La même logique s'applique à la contestation d'un avis d'inaptitude : le délai de 15 jours court à compter de la notification de l'avis et la saisine s'opère par la délivrance de l'assignation (Cass. soc., 2 juin 2021, 19-24.061, Bull.).
En droit commun : la délivrance de l'assignation comme fait interruptif de prescription
En matière civile classique (notamment expertise in futurum de l'article 145 CPC), la jurisprudence constante écarte toute exigence de placement dans un délai déterminé.

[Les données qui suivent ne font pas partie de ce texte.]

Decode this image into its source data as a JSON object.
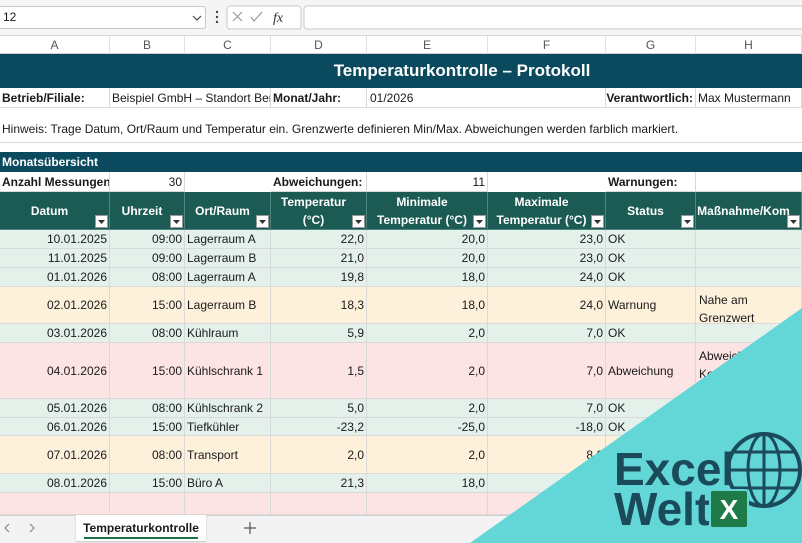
{
  "toolbar": {
    "name_box": "12",
    "function_label": "fx"
  },
  "column_headers": [
    "A",
    "B",
    "C",
    "D",
    "E",
    "F",
    "G",
    "H"
  ],
  "title": "Temperaturkontrolle – Protokoll",
  "info": {
    "business_label": "Betrieb/Filiale:",
    "business_value": "Beispiel GmbH – Standort Berl",
    "month_label": "Monat/Jahr:",
    "month_value": "01/2026",
    "responsible_label": "Verantwortlich:",
    "responsible_value": "Max Mustermann"
  },
  "hint": "Hinweis: Trage Datum, Ort/Raum und Temperatur ein. Grenzwerte definieren Min/Max. Abweichungen werden farblich markiert.",
  "summary": {
    "title": "Monatsübersicht",
    "measurements_label": "Anzahl Messungen:",
    "measurements_value": "30",
    "deviations_label": "Abweichungen:",
    "deviations_value": "11",
    "warnings_label": "Warnungen:"
  },
  "table": {
    "headers": [
      "Datum",
      "Uhrzeit",
      "Ort/Raum",
      "Temperatur (°C)",
      "Minimale Temperatur (°C)",
      "Maximale Temperatur (°C)",
      "Status",
      "Maßnahme/Kom"
    ],
    "row_colors": [
      "#e3f1ea",
      "#e3f1ea",
      "#e3f1ea",
      "#fdf1dc",
      "#e3f1ea",
      "#fde4e4",
      "#e3f1ea",
      "#e3f1ea",
      "#fdf1dc",
      "#e3f1ea"
    ],
    "rows": [
      [
        "10.01.2025",
        "09:00",
        "Lagerraum A",
        "22,0",
        "20,0",
        "23,0",
        "OK",
        null
      ],
      [
        "11.01.2025",
        "09:00",
        "Lagerraum B",
        "21,0",
        "20,0",
        "23,0",
        "OK",
        null
      ],
      [
        "01.01.2026",
        "08:00",
        "Lagerraum A",
        "19,8",
        "18,0",
        "24,0",
        "OK",
        null
      ],
      [
        "02.01.2026",
        "15:00",
        "Lagerraum B",
        "18,3",
        "18,0",
        "24,0",
        "Warnung",
        "Nahe am Grenzwert\nmessen."
      ],
      [
        "03.01.2026",
        "08:00",
        "Kühlraum",
        "5,9",
        "2,0",
        "7,0",
        "OK",
        null
      ],
      [
        "04.01.2026",
        "15:00",
        "Kühlschrank 1",
        "1,5",
        "2,0",
        "7,0",
        "Abweichung",
        "Abweichung\nKontrolle"
      ],
      [
        "05.01.2026",
        "08:00",
        "Kühlschrank 2",
        "5,0",
        "2,0",
        "7,0",
        "OK",
        null
      ],
      [
        "06.01.2026",
        "15:00",
        "Tiefkühler",
        "-23,2",
        "-25,0",
        "-18,0",
        "OK",
        null
      ],
      [
        "07.01.2026",
        "08:00",
        "Transport",
        "2,0",
        "2,0",
        "8,0",
        null,
        null
      ],
      [
        "08.01.2026",
        "15:00",
        "Büro A",
        "21,3",
        "18,0",
        null,
        null,
        null
      ]
    ]
  },
  "sheet_tab": "Temperaturkontrolle",
  "logo": {
    "line1": "Excel",
    "line2": "Welt",
    "badge": "X"
  }
}
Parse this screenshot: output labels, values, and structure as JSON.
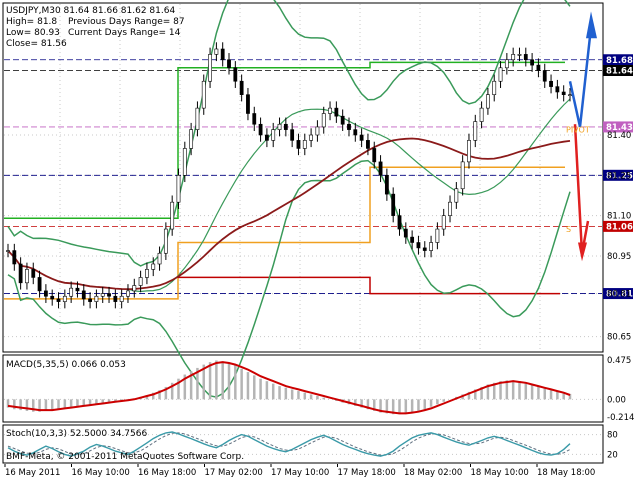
{
  "header": {
    "symbol_line": "USDJPY,M30  81.64 81.66 81.62 81.64",
    "high_line": "High= 81.8",
    "low_line": "Low= 80.93",
    "close_line": "Close= 81.56",
    "prev_range_line": "Previous Days Range= 87",
    "curr_range_line": "Current Days Range= 14"
  },
  "colors": {
    "background": "#ffffff",
    "grid": "#c8c8c8",
    "candle": "#000000",
    "bollinger": "#3a9a5a",
    "sma": "#8b1a1a",
    "green_level": "#22b022",
    "orange_level": "#f0a020",
    "red_level": "#c00000",
    "macd_hist": "#b4b4b4",
    "macd_signal": "#cc0000",
    "stoch_main": "#3a9aa8",
    "stoch_signal": "#607080",
    "navy_level": "#000080",
    "arrow_blue": "#2060d0",
    "arrow_red": "#e02020"
  },
  "footer": {
    "copyright": "BMF-Meta, © 2001-2011 MetaQuotes Software Corp."
  },
  "chart_data": [
    {
      "type": "candlestick",
      "title": "USDJPY,M30",
      "ylim": [
        80.6,
        81.88
      ],
      "price_ticks": [
        "81.40",
        "81.25",
        "81.10",
        "80.95",
        "80.81",
        "80.65"
      ],
      "level_tags": [
        {
          "label": "81.68",
          "value": 81.68,
          "color": "#000080"
        },
        {
          "label": "81.64",
          "value": 81.64,
          "color": "#000000"
        },
        {
          "label": "81.43",
          "value": 81.43,
          "color": "#c060c0"
        },
        {
          "label": "81.25",
          "value": 81.25,
          "color": "#000080"
        },
        {
          "label": "81.06",
          "value": 81.06,
          "color": "#c00000"
        },
        {
          "label": "80.81",
          "value": 80.81,
          "color": "#000080"
        }
      ],
      "pivot_labels": [
        "PIVOT",
        "S"
      ],
      "time_labels": [
        "16 May 2011",
        "16 May 10:00",
        "16 May 18:00",
        "17 May 02:00",
        "17 May 10:00",
        "17 May 18:00",
        "18 May 02:00",
        "18 May 10:00",
        "18 May 18:00"
      ],
      "series": [
        {
          "name": "close",
          "values": [
            80.97,
            80.92,
            80.85,
            80.9,
            80.87,
            80.82,
            80.8,
            80.79,
            80.78,
            80.8,
            80.83,
            80.82,
            80.79,
            80.78,
            80.8,
            80.81,
            80.8,
            80.78,
            80.8,
            80.82,
            80.84,
            80.87,
            80.9,
            80.92,
            80.96,
            81.05,
            81.15,
            81.25,
            81.35,
            81.42,
            81.5,
            81.6,
            81.7,
            81.72,
            81.68,
            81.65,
            81.6,
            81.55,
            81.48,
            81.44,
            81.4,
            81.38,
            81.42,
            81.44,
            81.42,
            81.38,
            81.35,
            81.38,
            81.4,
            81.43,
            81.48,
            81.5,
            81.47,
            81.44,
            81.42,
            81.4,
            81.38,
            81.35,
            81.3,
            81.25,
            81.18,
            81.1,
            81.05,
            81.02,
            81.0,
            80.98,
            80.97,
            81.0,
            81.05,
            81.1,
            81.15,
            81.2,
            81.3,
            81.38,
            81.45,
            81.5,
            81.55,
            81.6,
            81.65,
            81.68,
            81.7,
            81.7,
            81.68,
            81.66,
            81.64,
            81.6,
            81.58,
            81.56,
            81.55,
            81.55
          ]
        }
      ]
    },
    {
      "type": "histogram",
      "title": "MACD(5,35,5) 0.066 0.053",
      "ylim": [
        -0.25,
        0.5
      ],
      "ticks": [
        "0.475",
        "0.00",
        "-0.214"
      ],
      "series": [
        {
          "name": "MACD",
          "values": [
            -0.1,
            -0.12,
            -0.13,
            -0.14,
            -0.15,
            -0.15,
            -0.14,
            -0.13,
            -0.12,
            -0.11,
            -0.1,
            -0.09,
            -0.08,
            -0.07,
            -0.06,
            -0.05,
            -0.04,
            -0.03,
            -0.02,
            -0.01,
            0.01,
            0.03,
            0.05,
            0.08,
            0.11,
            0.15,
            0.2,
            0.25,
            0.3,
            0.34,
            0.38,
            0.42,
            0.45,
            0.47,
            0.46,
            0.44,
            0.41,
            0.37,
            0.33,
            0.29,
            0.25,
            0.22,
            0.19,
            0.16,
            0.14,
            0.12,
            0.1,
            0.08,
            0.06,
            0.04,
            0.02,
            0.0,
            -0.02,
            -0.04,
            -0.06,
            -0.08,
            -0.1,
            -0.12,
            -0.14,
            -0.16,
            -0.17,
            -0.18,
            -0.18,
            -0.17,
            -0.16,
            -0.14,
            -0.12,
            -0.09,
            -0.06,
            -0.03,
            0.0,
            0.03,
            0.06,
            0.09,
            0.12,
            0.15,
            0.18,
            0.2,
            0.22,
            0.23,
            0.23,
            0.22,
            0.2,
            0.18,
            0.16,
            0.13,
            0.11,
            0.09,
            0.07,
            0.066
          ]
        },
        {
          "name": "Signal",
          "values": [
            -0.08,
            -0.09,
            -0.1,
            -0.11,
            -0.12,
            -0.13,
            -0.13,
            -0.13,
            -0.12,
            -0.11,
            -0.1,
            -0.09,
            -0.08,
            -0.07,
            -0.06,
            -0.05,
            -0.04,
            -0.03,
            -0.02,
            -0.01,
            0.0,
            0.02,
            0.04,
            0.06,
            0.09,
            0.12,
            0.16,
            0.2,
            0.25,
            0.29,
            0.33,
            0.37,
            0.41,
            0.44,
            0.45,
            0.44,
            0.42,
            0.39,
            0.36,
            0.32,
            0.28,
            0.25,
            0.22,
            0.19,
            0.16,
            0.14,
            0.12,
            0.1,
            0.08,
            0.06,
            0.04,
            0.02,
            0.0,
            -0.02,
            -0.04,
            -0.06,
            -0.08,
            -0.1,
            -0.12,
            -0.14,
            -0.15,
            -0.16,
            -0.17,
            -0.17,
            -0.16,
            -0.15,
            -0.13,
            -0.11,
            -0.08,
            -0.05,
            -0.02,
            0.01,
            0.04,
            0.07,
            0.1,
            0.13,
            0.16,
            0.18,
            0.2,
            0.21,
            0.22,
            0.21,
            0.2,
            0.18,
            0.16,
            0.14,
            0.12,
            0.1,
            0.08,
            0.053
          ]
        }
      ]
    },
    {
      "type": "line",
      "title": "Stoch(10,3,3) 52.5000 34.7566",
      "ylim": [
        0,
        100
      ],
      "ticks": [
        "80",
        "20"
      ],
      "series": [
        {
          "name": "%K",
          "values": [
            40,
            30,
            22,
            18,
            25,
            35,
            45,
            38,
            28,
            20,
            15,
            22,
            30,
            42,
            50,
            45,
            38,
            30,
            25,
            20,
            30,
            42,
            55,
            68,
            78,
            85,
            88,
            82,
            75,
            68,
            60,
            52,
            45,
            40,
            50,
            62,
            72,
            80,
            75,
            65,
            55,
            45,
            38,
            32,
            28,
            35,
            45,
            55,
            65,
            72,
            78,
            70,
            60,
            50,
            42,
            35,
            28,
            22,
            18,
            15,
            20,
            30,
            45,
            58,
            70,
            78,
            82,
            85,
            80,
            72,
            65,
            58,
            52,
            48,
            55,
            62,
            70,
            75,
            70,
            62,
            55,
            48,
            40,
            32,
            25,
            20,
            18,
            22,
            35,
            52.5
          ]
        },
        {
          "name": "%D",
          "values": [
            45,
            38,
            30,
            24,
            22,
            26,
            35,
            40,
            37,
            29,
            21,
            19,
            22,
            31,
            41,
            46,
            44,
            38,
            31,
            25,
            25,
            31,
            42,
            55,
            67,
            77,
            84,
            85,
            82,
            75,
            68,
            60,
            52,
            46,
            45,
            51,
            61,
            71,
            76,
            73,
            65,
            55,
            46,
            38,
            33,
            32,
            36,
            45,
            55,
            64,
            72,
            73,
            69,
            60,
            51,
            42,
            35,
            28,
            23,
            18,
            18,
            22,
            32,
            44,
            58,
            69,
            77,
            82,
            82,
            79,
            72,
            65,
            58,
            53,
            52,
            55,
            62,
            69,
            72,
            69,
            62,
            55,
            48,
            40,
            32,
            26,
            21,
            20,
            25,
            34.7566
          ]
        }
      ]
    }
  ]
}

La Cour de cassation rappelle régulièrement que l'assignation en référé-expertise interrompt la prescription (Cass. civ. 2, 6 mars 1991, n°89-16.995 ; Cass. com., 5 déc. 1995, n°94-10.952 ; Cass. civ. 3, 11 mai 1994, n°92-19.747, Bull.). Cette interruption cesse à la date de l'ordonnance qui ordonne l'expertise, sans prorogation liée au contrôle ultérieur des opérations.
Aucune décision ne conditionne la validité de la saisine ou l'interruption à un placement au greffe dans les 15 jours.
Les vrais délais de 15 jours en pratique : des mesures accessoires
Le délai de 15 jours apparaît fréquemment, mais dans un tout autre contexte :
- Communication de pièces dans les 15 jours suivant la signification de l'ordonnance (sous astreinte éventuelle) ;
- Observations des parties sur le projet d'état de frais et débours de l'expert (TJ Amiens, 9 mars 2022, n°22/00001).
Ces délais concernent l'exécution de la mesure, jamais le placement initial de l'assignation.
Exception notable : le droit étranger et le placement au greffe
Dans un arrêt du 22 août 2024 (CA Paris, Pôle 4 ch. 10, n°21/10275), la cour d'appel, appliquant le droit québécois en matière de prescription, a jugé que seule la remise de l'assignation au greffe (équivalent du " dépôt ") interrompait la prescription outre-Atlantique. Cette solution reste spécifique au droit étranger et ne s'impose pas en droit interne français.